Siebeneinhalb Zentimeter Text stehen im Duden für Synonyme zum Wort „Gruss“. Sogar „Bhüet di Gott“ ist noch aufgeführt. Das heute übliche „Tschüs“ kommt nicht an gegen diesen heimeligen Segenswunsch.
Als wir vor etlichen Jahren von der Stadt aufs Land zogen, fiel uns angenehm auf, dass wir als Unbekannte überall gegrüsst wurden. Wir fanden diese Sitte wunderbar und fühlten uns auch dadurch sehr bald heimisch und von der Dorfgemeinschaft angenommen.
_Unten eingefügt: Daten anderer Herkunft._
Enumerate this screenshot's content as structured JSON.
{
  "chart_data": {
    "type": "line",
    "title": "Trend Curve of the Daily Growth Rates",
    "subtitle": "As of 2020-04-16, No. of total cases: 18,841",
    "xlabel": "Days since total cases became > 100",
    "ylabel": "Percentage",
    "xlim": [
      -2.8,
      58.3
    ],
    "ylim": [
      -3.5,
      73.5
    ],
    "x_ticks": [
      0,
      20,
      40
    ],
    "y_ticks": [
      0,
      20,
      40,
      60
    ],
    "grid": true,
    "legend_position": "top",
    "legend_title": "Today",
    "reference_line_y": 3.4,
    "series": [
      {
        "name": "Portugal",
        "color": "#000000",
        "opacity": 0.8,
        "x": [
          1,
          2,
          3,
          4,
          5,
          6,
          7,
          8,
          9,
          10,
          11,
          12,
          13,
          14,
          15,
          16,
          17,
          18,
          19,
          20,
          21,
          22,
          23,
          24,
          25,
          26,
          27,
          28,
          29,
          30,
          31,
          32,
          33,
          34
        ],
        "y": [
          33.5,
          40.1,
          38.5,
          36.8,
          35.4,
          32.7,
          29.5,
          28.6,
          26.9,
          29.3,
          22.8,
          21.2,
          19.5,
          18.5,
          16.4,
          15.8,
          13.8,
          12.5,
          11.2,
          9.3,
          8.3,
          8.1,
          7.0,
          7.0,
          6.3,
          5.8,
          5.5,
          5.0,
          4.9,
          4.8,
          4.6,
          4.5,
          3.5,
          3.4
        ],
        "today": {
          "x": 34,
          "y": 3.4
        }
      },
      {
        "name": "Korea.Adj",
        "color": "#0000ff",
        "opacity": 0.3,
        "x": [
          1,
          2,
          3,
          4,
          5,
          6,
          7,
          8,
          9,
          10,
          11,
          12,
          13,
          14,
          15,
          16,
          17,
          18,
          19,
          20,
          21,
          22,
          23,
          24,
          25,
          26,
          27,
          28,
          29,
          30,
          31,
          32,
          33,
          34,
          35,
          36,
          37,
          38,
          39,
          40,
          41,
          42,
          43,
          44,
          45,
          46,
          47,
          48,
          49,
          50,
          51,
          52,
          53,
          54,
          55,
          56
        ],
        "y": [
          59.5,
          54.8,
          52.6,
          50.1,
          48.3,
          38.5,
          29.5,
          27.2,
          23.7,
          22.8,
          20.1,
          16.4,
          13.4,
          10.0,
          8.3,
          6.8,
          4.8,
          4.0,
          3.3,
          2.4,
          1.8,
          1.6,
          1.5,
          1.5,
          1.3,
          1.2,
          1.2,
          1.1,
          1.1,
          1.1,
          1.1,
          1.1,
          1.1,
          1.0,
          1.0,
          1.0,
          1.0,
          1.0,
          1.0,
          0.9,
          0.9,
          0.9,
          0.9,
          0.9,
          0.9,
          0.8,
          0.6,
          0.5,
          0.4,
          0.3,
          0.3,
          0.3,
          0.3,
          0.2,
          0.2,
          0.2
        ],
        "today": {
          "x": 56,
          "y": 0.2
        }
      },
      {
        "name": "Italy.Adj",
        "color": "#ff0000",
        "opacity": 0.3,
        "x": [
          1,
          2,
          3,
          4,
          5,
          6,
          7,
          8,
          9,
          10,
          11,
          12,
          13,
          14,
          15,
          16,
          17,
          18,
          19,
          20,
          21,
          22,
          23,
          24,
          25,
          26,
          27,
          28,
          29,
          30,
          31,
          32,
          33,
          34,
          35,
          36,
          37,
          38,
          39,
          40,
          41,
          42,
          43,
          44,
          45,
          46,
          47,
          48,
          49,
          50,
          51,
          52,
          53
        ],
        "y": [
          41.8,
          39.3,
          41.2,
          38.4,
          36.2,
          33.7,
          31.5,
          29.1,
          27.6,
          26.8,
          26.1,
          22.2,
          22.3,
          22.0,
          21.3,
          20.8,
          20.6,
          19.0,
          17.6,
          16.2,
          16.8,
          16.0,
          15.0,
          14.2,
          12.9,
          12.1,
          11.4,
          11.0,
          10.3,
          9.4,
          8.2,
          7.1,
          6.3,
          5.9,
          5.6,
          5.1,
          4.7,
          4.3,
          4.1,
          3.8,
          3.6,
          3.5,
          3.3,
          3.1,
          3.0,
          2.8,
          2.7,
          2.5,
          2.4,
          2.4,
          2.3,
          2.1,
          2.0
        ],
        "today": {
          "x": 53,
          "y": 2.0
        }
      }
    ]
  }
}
Wem die ländlichen Bräuche fremd sind, der mag im ersten Augenblick auf den Gruss eines Fremden erstaunt reagieren.
Ein Glück, wer in seiner Kindheit schon gelernt hat, eine freundliche Geste zu erwidern.
Ein Gruss bedingt immer ein kurzes Innehalten in der Geschäftigkeit des Alltags. Er ist die Bestätigung dafür, dass wir von unserem Nächsten wahrgenommen werden. Gleichgültigkeit und Rücksichtslosigkeit sind Auswüchse unserer verflachten Zeit. Leider gibt es in unserem aufstrebenden Dorf immer mehr Menschen jeder Altersstufe, die achtlos aneinander vorbeigehen. Beim Bahnhof, im Dorfkern, den wichtigsten Begegnungszentren, vermeiden sie Blickkontakt, murmeln im besten Falle etwas Unverständliches oder bleiben überhaupt stumm. „Me het mir der Gruess nid abgnoh!“ Für meine liebenswürdige Mutter war das jeweils ganz schlimm, und sie konnte sich tagelang über die Gründe für dieses unbegreifliche Verhalten Gedanken machen.
Ein unerwidertes Grusswort ist wie ein Ball, der ins Leere geworfen wird und sich irgendwo in der Atmosphäre verflüchtigt, weil er sein Ziel nicht erreicht hat. Zurück bleibt ein grosses Unbehagen.